On Wednesday in West Virginia, President Obama gave one of his only speeches thus far in which he addressed the growing opioid epidemic in the U.S. The message he delivered was that providers across the country must begin expanding patient access to medication-assisted therapies (MAT) like buprenorphine and naloxone for treating opioid addicted patients. He goes on to suggest that providers who do not offer this treatment option, and instead choose to use only the abstinence model of treatment, are ignoring the large body of scientific evidence that supports MAT.
A few days prior to this announcement, he issued a corresponding federal order requiring all health care related federal agencies to identify MAT barriers and develop solutions to them within the next 90 days. Four weeks prior to that order, the Department of Health and Human Services announced that they would soon be loosening the current buprenorphine prescribing limit for DEA waivered physicians. What this translates to at the provider treatment level is that if a health care entity receives federal dollars, as do most treatment centers and drug courts, they may no longer bar MAT unless they they want to risk losing their federal funding.
Academically, this is a fascinating move. On the one hand, it addresses the rapidly growing problem around heroin overdose rates (and the high recidivism following abstinence based treatment for this disorder) while also considering the large number of therapeutic addiction cases we’re currently seeing in patients who were prescribed long-term, high-dose opioid therapy for pain by their physicians.
On the other hand, it suggests treating an opioid problem with another opioid, as many would claim. But is that true? Factually, buprenorphine is what’s called a partial opioid agonist meaning that it can eliminate opioid withdrawal and craving while not providing the euphoria associated with full opioid agonists like oxycodone. Additionally, by blocking the opioid receptors, it prevents potential overdose in patients that do slip and relapse on heroin or other opioid analgesics while on MAT.
These latest policy changes put some much needed spotlight on the rampant overdose and addiction rates in this country.
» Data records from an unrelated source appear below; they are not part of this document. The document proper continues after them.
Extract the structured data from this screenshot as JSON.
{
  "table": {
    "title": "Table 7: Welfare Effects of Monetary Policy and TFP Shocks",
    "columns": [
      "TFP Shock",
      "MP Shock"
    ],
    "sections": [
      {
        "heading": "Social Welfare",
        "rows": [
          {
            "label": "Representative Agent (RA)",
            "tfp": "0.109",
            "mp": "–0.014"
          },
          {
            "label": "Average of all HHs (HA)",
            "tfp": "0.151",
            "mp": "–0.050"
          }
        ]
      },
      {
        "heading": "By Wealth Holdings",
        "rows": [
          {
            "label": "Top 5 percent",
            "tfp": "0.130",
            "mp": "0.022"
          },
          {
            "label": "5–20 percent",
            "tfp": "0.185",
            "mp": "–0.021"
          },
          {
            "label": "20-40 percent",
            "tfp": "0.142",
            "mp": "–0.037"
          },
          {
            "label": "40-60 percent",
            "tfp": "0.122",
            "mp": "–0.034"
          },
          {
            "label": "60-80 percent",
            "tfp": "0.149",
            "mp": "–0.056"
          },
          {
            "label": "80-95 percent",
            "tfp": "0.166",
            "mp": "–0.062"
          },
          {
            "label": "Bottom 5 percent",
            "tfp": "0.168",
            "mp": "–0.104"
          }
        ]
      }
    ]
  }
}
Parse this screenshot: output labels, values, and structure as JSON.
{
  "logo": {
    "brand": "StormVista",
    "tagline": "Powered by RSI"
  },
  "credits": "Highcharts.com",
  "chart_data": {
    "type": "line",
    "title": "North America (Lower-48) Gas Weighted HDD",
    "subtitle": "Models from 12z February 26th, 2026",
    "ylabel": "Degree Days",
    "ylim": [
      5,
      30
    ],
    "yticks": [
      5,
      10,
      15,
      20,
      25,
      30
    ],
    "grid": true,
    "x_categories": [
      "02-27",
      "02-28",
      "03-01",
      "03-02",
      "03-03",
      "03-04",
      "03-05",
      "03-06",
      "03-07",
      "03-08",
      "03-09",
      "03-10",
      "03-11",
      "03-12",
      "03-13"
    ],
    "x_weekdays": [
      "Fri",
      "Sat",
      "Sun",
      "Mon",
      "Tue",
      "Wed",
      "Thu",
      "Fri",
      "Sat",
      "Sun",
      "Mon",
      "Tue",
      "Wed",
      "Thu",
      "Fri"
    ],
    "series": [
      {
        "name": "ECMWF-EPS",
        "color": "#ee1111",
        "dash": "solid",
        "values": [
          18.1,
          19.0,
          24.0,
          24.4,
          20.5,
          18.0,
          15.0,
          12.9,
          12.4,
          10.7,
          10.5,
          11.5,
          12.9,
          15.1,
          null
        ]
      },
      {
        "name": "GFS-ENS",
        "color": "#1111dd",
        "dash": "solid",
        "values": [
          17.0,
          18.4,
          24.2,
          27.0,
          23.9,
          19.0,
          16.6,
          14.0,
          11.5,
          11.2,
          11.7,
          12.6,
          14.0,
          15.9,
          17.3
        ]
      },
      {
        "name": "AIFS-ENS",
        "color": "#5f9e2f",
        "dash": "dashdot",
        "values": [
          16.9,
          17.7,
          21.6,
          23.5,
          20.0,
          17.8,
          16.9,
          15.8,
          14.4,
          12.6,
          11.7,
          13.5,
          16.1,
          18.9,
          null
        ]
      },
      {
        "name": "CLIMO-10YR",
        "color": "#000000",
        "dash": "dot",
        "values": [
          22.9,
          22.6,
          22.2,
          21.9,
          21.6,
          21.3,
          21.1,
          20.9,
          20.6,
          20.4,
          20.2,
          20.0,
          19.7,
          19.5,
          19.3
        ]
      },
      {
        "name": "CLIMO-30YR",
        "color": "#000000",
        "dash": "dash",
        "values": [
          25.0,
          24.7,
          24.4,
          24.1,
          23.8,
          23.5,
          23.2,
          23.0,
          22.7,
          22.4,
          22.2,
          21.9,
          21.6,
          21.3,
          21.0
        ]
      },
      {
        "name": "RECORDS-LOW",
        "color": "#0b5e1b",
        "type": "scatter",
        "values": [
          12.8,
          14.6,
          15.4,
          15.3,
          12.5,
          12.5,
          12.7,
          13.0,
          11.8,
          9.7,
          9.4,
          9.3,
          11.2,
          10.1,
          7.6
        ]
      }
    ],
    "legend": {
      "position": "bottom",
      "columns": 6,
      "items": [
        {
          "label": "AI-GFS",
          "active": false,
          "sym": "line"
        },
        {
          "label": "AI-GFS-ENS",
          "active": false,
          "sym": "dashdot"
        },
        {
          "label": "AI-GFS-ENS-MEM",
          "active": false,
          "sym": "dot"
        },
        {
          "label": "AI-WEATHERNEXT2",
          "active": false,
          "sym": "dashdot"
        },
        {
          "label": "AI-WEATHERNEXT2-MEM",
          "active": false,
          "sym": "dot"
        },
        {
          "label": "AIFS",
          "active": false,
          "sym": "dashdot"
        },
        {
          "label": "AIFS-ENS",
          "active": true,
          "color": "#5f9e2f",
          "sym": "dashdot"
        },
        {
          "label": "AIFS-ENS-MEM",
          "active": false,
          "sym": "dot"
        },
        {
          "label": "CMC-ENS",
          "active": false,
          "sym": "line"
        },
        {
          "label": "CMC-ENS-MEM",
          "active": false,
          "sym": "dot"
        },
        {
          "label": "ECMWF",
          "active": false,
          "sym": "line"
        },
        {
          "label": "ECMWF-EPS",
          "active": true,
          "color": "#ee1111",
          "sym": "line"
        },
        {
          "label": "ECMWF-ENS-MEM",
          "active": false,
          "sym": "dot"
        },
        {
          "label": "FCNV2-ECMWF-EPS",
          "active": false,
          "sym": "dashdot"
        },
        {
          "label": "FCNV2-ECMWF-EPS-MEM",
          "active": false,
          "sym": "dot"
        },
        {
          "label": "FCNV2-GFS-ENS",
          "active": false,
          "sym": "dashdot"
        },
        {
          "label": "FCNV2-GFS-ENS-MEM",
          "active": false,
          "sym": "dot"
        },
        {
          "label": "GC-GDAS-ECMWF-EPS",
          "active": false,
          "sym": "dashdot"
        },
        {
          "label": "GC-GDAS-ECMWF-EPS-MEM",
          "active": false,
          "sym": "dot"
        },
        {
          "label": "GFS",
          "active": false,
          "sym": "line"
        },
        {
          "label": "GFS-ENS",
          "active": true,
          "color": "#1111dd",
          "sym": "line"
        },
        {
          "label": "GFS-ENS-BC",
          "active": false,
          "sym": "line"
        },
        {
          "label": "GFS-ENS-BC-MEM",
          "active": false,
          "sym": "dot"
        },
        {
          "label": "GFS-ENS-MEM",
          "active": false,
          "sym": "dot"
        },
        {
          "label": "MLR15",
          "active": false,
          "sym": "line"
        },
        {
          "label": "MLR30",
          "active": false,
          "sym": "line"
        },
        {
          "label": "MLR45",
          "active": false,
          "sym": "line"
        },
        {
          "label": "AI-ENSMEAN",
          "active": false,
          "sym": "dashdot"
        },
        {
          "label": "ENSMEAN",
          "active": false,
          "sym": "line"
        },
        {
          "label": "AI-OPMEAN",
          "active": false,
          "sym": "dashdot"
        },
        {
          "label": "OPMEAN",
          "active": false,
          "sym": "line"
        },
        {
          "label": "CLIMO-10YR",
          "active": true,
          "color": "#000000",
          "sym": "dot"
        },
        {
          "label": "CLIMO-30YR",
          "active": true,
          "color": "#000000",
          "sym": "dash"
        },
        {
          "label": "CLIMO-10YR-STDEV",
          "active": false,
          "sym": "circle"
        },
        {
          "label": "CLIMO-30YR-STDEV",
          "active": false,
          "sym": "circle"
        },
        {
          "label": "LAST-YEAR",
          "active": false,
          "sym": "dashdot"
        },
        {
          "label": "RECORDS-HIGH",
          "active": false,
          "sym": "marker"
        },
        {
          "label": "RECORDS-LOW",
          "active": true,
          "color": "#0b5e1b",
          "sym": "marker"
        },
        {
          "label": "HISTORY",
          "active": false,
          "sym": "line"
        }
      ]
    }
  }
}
For far too long, evidence has shown that addiction should be treated like any other chronic disease as it has very similar characteristics to diabetes and heart disease. Heritability, relapse rate, molecular changes, compliance, and outcome are all very similar among these various illnesses. Yet, addiction still has a significant stigma placed on it by society and the medical profession and these patients are not generally treated as others with a chronic illness would be.
While these are broad strokes being pushed down from the top, several questions still remain. Who are the best candidates for this therapy? How significant are the contributions of 12-step/abstinence treatment to the opioid epidemic? When should therapy be discontinued? Does other drug use during therapy negate the benefits of MAT?